Antipole est le nom du projet de post-punk/darkwave de Karl Morten Dahl, Paris Alexander et Eirene. Après un premier album sorti chez le label Unknown Pleasures, ils nous ont offert l’année dernière l’album Radial Glare acclamé par la critique. On a eu l’opportunité de les voir en live pendant leur concert au W-Fest 2018. Karl nous dévoile l’histoire d’un projet né pour impressionner sa petit-amie, et qui a fini par impressionner tout le monde.
—De 2003 à 2006, tu as joué avec AqPop, un groupe de pop psyché, et enregistré Beautifully Smart avec eux, si je ne me trompe pas ? Que peux-tu nous dire sur cette période de ta vie ?
—Merci de m’avoir contacté ! Entre 2000 et 2005, j’étais à fond dans la musique psyché et folk (The Byrds, Steeleye Span et les Dipsomaniacs, etc.). Quelques-unes des chansons que j’ai écrites avec cette influence apparaissent sur l’album d’AqPop, Beautifully Smart (2004), sorti en CD par 35g Records. On a fait environ 15 prestas en live. À Oslo, Liverpool, mais principalement dans notre ville natale, Trondheim. J’avais fini mes études à l’université, commencé à travailler et eu des enfants, du coup ça s’est arrêté naturellement. Je pense toujours qu’on avait sorti des chansons pop énormes ! AqPop est toujours actif, mais sans moi.
—Tu étais branché rock indé avant de créer Antipole, et tu écoutais des groupes comme Guided by Voices. Tu crois que certaines de tes premières influences s’entendent toujours dans ta musique ?
—Pas de manière trop évidente du moins, mais je dirais que certaines chansons comme “La Vie Après” et “Le Moment” ont pu être arrangées et enregistrées avec une approche indé oui.
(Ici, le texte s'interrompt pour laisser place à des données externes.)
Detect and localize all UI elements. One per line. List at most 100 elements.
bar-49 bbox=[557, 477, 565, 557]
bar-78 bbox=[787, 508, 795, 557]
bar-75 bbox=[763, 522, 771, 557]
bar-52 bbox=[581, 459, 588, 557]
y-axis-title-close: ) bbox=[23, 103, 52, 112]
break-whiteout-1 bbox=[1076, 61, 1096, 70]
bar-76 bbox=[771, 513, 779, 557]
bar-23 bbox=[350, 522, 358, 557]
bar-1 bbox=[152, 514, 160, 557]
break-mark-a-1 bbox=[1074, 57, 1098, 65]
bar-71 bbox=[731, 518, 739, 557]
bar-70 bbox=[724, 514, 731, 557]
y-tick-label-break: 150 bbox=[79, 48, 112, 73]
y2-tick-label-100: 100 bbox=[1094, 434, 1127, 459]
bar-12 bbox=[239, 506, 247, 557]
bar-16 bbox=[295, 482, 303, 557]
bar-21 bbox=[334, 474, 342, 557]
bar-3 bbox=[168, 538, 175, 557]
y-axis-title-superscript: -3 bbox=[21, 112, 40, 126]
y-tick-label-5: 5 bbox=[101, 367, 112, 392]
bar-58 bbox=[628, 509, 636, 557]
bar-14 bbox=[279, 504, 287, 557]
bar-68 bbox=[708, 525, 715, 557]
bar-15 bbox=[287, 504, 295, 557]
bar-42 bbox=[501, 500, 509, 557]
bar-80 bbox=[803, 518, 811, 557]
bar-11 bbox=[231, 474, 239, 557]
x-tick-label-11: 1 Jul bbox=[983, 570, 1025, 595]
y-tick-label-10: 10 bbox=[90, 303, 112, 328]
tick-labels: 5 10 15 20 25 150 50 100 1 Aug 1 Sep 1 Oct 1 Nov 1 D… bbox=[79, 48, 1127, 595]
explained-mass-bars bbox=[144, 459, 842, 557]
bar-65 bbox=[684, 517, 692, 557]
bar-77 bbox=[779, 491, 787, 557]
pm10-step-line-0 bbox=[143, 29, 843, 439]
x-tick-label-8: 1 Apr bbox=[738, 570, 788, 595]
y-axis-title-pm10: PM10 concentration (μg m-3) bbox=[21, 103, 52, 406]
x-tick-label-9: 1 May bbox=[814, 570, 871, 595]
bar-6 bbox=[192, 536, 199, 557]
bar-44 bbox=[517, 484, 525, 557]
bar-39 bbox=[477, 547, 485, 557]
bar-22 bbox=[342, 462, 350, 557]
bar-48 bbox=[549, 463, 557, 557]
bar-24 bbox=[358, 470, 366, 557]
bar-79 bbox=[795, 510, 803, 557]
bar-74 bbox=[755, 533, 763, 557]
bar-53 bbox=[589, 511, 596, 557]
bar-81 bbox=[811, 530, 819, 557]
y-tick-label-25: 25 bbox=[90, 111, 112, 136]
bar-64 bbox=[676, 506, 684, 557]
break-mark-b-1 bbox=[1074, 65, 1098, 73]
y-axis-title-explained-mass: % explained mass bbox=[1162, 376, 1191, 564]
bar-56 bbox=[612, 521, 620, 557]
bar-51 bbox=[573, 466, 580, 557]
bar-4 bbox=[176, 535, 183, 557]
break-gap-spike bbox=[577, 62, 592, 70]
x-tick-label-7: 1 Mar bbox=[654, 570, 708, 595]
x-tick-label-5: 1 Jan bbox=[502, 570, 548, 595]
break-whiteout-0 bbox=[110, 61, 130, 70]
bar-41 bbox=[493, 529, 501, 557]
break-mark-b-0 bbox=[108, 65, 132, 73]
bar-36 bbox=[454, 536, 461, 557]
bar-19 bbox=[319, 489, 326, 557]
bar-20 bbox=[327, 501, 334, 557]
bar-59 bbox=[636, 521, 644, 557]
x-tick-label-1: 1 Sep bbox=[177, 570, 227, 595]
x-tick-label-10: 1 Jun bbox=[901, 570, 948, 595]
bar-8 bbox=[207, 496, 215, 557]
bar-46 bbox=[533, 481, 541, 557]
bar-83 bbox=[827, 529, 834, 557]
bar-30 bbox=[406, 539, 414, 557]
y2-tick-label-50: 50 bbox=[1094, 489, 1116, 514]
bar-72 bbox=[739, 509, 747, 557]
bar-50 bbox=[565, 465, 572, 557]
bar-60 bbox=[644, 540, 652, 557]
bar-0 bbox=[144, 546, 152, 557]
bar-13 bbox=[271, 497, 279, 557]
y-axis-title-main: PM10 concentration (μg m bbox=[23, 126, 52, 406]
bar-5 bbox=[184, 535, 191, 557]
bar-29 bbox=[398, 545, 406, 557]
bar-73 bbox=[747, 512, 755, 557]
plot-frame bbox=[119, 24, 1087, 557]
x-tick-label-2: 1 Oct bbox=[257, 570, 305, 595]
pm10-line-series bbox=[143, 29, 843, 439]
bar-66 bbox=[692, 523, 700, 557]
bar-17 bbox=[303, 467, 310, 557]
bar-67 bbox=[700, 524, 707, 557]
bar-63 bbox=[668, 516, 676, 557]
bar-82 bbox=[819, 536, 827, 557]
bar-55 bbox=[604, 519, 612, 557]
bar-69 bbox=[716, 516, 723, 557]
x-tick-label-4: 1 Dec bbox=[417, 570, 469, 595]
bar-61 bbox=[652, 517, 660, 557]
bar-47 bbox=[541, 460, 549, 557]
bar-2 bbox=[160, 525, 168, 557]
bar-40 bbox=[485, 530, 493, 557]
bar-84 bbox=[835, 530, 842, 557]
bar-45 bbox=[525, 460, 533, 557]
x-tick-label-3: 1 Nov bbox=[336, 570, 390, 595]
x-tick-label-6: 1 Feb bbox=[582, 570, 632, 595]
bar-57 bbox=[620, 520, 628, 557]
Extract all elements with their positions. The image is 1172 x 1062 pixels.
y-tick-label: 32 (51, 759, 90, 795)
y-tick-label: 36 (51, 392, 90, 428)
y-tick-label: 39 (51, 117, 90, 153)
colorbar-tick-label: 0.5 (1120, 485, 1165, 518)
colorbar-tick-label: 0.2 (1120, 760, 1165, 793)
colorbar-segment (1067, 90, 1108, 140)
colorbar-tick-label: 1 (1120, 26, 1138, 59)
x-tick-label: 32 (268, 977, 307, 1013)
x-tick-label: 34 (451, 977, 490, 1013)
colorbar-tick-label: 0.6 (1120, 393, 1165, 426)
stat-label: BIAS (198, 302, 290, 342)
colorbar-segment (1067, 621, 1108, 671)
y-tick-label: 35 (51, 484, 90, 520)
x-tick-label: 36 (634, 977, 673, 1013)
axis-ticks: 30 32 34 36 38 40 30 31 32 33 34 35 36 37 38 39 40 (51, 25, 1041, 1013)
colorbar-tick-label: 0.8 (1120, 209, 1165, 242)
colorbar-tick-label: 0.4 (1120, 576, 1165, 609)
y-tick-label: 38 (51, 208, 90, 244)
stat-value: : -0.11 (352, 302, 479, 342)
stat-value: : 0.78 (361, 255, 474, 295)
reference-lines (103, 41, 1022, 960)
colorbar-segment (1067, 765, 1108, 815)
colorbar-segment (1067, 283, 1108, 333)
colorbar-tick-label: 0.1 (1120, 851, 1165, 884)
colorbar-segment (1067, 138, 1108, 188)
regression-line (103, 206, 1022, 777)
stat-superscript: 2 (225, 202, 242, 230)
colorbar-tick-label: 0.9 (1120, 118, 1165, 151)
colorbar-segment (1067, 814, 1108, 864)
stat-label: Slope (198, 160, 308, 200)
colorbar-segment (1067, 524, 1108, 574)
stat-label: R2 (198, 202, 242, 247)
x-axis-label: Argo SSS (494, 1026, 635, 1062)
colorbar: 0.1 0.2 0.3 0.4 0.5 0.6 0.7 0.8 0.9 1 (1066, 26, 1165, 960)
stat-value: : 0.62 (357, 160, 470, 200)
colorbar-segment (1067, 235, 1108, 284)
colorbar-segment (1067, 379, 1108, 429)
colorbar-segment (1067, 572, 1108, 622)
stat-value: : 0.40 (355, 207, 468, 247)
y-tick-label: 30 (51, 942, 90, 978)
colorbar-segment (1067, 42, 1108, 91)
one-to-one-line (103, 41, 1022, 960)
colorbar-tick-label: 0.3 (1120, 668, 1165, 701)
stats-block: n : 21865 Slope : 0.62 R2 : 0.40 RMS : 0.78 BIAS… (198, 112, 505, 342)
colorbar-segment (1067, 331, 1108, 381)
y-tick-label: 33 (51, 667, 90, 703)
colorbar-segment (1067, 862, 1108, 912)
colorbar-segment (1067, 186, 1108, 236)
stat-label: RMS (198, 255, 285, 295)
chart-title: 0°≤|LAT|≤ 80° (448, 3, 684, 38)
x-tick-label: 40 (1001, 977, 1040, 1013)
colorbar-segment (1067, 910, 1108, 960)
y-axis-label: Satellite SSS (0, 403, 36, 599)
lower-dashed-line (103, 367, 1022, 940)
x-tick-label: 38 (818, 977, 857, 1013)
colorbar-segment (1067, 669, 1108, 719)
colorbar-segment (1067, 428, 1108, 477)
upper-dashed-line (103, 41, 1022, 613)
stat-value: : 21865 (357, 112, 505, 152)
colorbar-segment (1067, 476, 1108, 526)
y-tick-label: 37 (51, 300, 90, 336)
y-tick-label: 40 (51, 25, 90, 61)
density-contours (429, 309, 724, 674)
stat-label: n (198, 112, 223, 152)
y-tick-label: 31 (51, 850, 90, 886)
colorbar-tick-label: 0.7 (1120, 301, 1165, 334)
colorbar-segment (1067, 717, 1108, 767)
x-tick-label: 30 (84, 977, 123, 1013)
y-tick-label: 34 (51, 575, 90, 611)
Je suis quasiment sûr que la tristesse, la mélancolie des années de musique folk ont compté dans la composition de mes chansons, et que c’est toujours le cas. J’écoutais beaucoup l’album Shimmering, Warm and Bright de Bel Canto, et je pense qu’au moins une partie du côté éthéré d’Antipole provient de l’écoute de Bel Canto dans les années 90.
—L’EP instrumental des débuts du groupe (2014) s’appelle Panoply: Songs for AC. D’après ce que tu as dit, c’est un EP de « lofi post-punk instrumental ». AC sont les initiales du nom de ta petite amie. Quand tu l’as enregistré, est-ce que tu le voyais comme un cadeau, ou simplement comme le début d’une nouvelle aventure musicale ?
—Non, j’ai enregistré ces 8 chansons/ébauches une par une et je les ai présentées à ma copine Anne-Christel. J’essayais juste de l’impressionner. Je n’imaginais rien de plus à ce moment-là.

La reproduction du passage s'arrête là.